One such initiative, a collaborative global program called Project Orbis, has already made strides toward its goal of accelerating access to innovative cancer treatments. Last year, the program helped fast-track a medication called Tagrisso toward regulatory approval for a new indication – early stage non-small-cell lung cancer – and listing on the same date in the UK.53 Here in Canada, one of Project Orbis’s participant countries, the trek to Tagrisso access hasn’t gone quite as quickly: while the new indication received approval in early 2021, the listing application remains in “active negotiation” status at the pCPA as of mid-2022.54
As the above case exemplifies, access will likely pose a challenge for some time to come, especially for therapies that show promise but have limited evidence and a high degree of budget uncertainty.
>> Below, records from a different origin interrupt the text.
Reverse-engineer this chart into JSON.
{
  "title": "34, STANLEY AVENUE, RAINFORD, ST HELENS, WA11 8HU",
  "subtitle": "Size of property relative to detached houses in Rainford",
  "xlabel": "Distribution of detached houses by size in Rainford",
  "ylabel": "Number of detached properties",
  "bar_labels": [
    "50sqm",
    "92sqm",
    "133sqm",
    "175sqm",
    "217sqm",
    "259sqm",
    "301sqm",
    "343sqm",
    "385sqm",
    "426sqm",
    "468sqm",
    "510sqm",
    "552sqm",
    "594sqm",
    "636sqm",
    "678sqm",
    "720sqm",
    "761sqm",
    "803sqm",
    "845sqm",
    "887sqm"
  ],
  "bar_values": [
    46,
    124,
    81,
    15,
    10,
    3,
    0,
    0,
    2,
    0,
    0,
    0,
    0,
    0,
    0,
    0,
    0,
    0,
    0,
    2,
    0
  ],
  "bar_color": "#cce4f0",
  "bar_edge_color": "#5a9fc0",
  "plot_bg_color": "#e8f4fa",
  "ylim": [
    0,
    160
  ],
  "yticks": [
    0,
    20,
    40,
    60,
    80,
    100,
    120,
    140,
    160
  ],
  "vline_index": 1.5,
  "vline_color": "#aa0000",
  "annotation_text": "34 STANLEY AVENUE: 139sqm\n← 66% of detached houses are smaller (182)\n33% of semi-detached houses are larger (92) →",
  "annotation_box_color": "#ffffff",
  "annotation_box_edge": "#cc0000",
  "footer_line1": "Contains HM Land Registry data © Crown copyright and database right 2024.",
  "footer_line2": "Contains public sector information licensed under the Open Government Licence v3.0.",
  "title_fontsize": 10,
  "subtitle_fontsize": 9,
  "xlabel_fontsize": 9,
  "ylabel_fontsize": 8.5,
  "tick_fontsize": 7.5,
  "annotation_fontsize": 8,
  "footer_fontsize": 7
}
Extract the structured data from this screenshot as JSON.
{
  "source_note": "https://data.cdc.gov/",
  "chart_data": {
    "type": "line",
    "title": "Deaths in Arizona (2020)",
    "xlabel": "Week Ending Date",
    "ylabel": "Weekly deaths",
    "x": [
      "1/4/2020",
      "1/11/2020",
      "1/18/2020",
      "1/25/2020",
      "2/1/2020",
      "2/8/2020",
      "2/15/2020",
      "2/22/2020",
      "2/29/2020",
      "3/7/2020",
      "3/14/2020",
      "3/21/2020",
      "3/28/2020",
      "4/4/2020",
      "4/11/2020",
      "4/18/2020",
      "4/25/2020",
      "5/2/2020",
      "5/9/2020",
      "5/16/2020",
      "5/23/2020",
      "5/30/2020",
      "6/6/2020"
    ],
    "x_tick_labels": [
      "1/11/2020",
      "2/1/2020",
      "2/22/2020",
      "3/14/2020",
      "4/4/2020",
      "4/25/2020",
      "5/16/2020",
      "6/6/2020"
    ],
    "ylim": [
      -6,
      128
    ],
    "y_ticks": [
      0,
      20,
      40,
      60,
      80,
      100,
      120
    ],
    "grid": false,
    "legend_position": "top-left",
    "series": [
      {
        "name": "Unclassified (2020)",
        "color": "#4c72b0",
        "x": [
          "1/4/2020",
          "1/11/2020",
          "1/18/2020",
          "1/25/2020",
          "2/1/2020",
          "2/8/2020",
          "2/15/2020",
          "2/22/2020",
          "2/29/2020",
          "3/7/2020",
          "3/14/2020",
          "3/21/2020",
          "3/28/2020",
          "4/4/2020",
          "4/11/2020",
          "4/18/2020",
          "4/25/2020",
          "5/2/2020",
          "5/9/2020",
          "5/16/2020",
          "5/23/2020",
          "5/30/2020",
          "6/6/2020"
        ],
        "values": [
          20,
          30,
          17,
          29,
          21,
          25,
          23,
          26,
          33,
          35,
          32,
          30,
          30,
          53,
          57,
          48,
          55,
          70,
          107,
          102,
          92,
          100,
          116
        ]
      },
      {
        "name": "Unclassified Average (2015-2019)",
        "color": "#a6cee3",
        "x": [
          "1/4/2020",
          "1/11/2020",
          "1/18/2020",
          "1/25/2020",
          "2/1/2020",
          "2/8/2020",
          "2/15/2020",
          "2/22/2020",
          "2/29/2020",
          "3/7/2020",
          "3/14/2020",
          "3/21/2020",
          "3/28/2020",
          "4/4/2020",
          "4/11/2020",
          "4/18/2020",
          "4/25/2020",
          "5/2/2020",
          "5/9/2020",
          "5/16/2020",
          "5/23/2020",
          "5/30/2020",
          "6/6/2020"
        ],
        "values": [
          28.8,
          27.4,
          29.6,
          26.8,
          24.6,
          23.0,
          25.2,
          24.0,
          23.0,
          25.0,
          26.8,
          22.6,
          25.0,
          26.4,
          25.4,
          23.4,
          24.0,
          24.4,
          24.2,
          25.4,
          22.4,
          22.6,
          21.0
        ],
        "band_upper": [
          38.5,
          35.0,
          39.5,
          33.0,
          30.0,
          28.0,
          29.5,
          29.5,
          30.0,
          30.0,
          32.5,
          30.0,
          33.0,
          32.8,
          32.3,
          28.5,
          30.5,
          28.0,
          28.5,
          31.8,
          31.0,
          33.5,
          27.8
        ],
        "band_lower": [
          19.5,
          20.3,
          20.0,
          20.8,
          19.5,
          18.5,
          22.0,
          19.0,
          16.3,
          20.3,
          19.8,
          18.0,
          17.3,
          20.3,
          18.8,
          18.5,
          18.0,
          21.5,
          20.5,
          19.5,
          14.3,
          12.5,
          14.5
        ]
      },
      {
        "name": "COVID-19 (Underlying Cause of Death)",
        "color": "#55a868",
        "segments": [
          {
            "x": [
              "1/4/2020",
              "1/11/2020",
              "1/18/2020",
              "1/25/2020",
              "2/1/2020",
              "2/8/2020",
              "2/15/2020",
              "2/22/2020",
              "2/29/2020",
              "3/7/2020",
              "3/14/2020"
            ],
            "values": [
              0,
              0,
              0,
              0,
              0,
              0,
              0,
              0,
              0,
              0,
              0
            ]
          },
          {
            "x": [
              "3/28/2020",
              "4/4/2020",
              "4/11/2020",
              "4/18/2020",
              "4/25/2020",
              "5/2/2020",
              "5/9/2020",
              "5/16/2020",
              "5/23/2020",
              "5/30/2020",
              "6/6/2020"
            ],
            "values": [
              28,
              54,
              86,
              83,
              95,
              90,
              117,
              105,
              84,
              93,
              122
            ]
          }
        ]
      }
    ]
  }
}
The pipeline abounds with such medications, offering new hope to patients—but only if they can access the drugs. As the innovative specialty medicine pipeline evolves, stakeholders will need to explore innovative approaches that harness real-world evidence to mitigate risk. Specific strategies and tools may change as the pipeline diversifies, but the goal remains the same: the right medicine to the right patient at the right time.